Dank den Schwimmhäuten an ihren Händen und Füßen, konnte sie sich sehr leicht im Wasser fortbewegen. Das war auch einer der Gründe warum die Nixen ihre Stadt mitten auf einem See aufgebaut hatten. Sie lebten regelrecht im Wasser.

Ruby spreizte Ihre Zehen auseinander, damit er die dünnen Schwimmhäute dazwischen besser sehen konnte.

Der Lord schien einen Moment in Gedanken versunken zu sein. Dann bemerkte er jedoch, dass er immer noch Rubys Fuß in den Händen hielt und ließ schnell seine Hände fallen.

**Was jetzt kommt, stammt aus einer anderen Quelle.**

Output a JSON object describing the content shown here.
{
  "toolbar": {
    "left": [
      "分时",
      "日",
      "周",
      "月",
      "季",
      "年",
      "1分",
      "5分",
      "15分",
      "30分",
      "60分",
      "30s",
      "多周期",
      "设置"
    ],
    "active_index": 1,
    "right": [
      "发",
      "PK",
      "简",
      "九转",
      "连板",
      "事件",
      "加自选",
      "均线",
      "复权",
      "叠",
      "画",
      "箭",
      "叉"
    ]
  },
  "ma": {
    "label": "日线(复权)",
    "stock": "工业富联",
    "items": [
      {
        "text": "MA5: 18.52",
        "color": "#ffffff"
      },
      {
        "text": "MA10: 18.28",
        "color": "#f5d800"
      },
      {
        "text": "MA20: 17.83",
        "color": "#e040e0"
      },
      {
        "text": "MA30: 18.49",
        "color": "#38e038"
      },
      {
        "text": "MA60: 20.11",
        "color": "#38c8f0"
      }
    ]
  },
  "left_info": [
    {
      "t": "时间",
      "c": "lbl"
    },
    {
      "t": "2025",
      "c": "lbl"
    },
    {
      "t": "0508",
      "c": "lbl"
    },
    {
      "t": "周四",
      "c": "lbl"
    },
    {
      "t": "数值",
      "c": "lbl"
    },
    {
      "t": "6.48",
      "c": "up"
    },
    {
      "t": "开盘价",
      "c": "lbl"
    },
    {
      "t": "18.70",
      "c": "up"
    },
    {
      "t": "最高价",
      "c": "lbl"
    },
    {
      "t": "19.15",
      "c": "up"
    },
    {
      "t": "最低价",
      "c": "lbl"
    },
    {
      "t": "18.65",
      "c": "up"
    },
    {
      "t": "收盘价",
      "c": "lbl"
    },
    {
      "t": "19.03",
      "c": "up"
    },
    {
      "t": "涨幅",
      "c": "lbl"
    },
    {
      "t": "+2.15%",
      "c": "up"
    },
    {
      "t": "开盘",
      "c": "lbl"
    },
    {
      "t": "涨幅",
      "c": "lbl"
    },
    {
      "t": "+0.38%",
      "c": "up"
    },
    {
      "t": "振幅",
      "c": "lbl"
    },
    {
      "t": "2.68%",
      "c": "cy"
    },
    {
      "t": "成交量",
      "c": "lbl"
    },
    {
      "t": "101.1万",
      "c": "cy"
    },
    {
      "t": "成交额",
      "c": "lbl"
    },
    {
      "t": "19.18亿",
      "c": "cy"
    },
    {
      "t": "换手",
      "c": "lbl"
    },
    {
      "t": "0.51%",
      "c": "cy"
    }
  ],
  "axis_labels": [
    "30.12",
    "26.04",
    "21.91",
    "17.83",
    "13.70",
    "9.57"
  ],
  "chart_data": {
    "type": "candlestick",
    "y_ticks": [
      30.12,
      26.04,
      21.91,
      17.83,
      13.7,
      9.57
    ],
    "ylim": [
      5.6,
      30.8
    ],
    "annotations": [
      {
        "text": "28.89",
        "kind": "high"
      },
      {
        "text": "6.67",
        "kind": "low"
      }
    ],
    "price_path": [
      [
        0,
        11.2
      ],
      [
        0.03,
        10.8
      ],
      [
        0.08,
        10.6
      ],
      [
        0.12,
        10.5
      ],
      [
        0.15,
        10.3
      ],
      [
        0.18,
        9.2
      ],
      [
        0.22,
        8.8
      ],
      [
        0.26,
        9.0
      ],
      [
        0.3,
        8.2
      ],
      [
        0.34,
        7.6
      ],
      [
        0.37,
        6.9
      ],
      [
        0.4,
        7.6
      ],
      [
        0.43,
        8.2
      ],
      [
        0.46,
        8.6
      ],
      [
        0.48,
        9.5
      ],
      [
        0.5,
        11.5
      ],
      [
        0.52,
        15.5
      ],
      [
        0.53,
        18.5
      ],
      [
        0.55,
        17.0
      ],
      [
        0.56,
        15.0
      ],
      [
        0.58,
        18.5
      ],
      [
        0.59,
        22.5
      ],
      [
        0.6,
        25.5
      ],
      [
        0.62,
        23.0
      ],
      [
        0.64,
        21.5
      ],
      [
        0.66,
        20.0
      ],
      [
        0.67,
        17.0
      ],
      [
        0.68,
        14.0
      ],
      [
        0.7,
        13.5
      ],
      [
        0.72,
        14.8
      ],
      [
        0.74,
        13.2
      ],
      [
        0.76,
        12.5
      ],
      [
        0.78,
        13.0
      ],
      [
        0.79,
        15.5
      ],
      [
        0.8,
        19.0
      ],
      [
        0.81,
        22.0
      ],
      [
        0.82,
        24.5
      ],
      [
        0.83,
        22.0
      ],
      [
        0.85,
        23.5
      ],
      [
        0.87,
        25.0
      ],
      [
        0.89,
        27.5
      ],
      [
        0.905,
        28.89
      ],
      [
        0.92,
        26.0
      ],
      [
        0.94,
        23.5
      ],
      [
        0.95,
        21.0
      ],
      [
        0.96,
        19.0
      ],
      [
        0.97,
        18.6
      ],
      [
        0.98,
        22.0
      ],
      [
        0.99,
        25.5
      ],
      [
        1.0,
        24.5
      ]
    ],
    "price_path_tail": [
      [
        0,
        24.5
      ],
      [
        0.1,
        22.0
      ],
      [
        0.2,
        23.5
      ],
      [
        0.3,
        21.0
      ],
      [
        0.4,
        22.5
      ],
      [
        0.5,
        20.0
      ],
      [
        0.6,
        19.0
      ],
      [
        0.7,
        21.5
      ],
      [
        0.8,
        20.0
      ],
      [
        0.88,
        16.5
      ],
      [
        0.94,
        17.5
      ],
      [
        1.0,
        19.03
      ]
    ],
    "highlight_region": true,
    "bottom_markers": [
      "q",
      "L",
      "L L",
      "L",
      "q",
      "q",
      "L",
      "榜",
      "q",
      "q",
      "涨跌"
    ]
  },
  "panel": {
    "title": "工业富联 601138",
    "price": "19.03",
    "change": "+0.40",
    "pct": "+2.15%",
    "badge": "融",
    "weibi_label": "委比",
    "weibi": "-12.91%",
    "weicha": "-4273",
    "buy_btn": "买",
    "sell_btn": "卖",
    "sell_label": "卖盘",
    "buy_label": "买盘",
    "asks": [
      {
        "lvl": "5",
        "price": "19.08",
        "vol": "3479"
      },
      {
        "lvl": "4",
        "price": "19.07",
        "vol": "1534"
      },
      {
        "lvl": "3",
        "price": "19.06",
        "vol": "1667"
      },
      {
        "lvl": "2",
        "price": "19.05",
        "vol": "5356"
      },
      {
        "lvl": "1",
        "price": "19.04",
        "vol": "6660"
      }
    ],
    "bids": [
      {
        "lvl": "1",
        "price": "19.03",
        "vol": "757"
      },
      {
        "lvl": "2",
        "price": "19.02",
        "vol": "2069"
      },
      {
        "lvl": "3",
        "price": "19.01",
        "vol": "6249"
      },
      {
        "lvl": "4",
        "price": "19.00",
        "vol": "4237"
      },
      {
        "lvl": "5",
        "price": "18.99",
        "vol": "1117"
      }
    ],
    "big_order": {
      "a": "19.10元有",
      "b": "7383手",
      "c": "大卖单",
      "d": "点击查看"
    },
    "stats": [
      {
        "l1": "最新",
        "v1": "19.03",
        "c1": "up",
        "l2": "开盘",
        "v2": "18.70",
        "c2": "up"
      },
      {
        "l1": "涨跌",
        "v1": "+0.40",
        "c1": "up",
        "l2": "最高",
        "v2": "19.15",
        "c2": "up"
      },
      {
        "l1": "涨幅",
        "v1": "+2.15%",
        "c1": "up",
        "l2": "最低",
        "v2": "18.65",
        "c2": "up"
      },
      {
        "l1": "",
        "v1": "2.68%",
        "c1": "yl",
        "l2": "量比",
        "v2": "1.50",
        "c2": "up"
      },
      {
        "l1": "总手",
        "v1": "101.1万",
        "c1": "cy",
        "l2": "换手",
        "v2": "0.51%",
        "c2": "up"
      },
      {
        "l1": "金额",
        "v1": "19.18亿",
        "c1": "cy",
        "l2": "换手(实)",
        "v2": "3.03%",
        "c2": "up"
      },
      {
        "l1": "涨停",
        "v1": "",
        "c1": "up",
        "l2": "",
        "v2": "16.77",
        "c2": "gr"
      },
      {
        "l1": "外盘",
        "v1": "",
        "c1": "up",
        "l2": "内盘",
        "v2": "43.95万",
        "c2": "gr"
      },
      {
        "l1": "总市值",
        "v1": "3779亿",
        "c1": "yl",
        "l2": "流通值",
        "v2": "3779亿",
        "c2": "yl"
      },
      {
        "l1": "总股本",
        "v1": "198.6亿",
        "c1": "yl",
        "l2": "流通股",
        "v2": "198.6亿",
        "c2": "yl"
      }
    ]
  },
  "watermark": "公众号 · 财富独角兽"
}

"Das macht irgendwie Sinn. Allerdings solltest du dich jetz' langsam dran gewöhnen welche zu tragen. In meiner Heimat kannst du nich' ohne Schuhe rumlaufen."

"Wieso nich'?"

"Tja, ich wohne in einer Wüstenstadt. Die Landschaft dort besteht hauptsächlich aus Sand und Steinen. Und mit der Sonne, die den ganzen Tag auf uns runter knallt, erhitzt sich der Boden. Ohne Schuhe würdest du dir also die Füße verbrennen."

Ruby sah ihn neugierig an. "Bitte, Lord, erzähl mir mehr darüber."

Ein kleines Kichern entwich ihm. "Du musst mich nich' mit 'Lord' ansprechen. Nenn' mich einfach Thyfen."

Er wartete auf ein Nicken der Nixe und begann dann zu erzählen.

"Da wo ich herkomme, gibt es nicht besonders viel. Meine Heimatsstadt, Ashra, liegt mitten in einer Steinwüste. Die nächste richtige Stadt is' einen Drei-Tagesmarsch von uns entfernt."

Er erzählte ihr von der lebhaften Stadt, den verschiedenen Leuten und Sippen.

"Dann leben dort alle Sippen zusammen?", fragte Ruby erstaunt.

Thyfen nickte lächelnd. "Ja. Es sind zwar nich' alle Sippen vertreten, aber die Stadt is' ein bunt gemischter Haufen."

"Das is' aufregend. Ich hab' mein ganzes Leben lang nur unter Nixen gewohnt. Es is' bestimmt spannend all diese verschiedenen Leute um sich zu haben."

"Allerdings. Ich bin mir sicher, dass es dir dort gefallen wird."

Zufrieden sah Ruby wieder aus dem Fenster und beobachtete, wie die Landschaft an ihr vorbeizog. Sie war überrascht gewesen, wie einfach es war sich mit Thyfen zu unterhalten. Und nach allem, was er ihr erzählt hatte, konnte sie es kaum erwarten endlich anzukommen.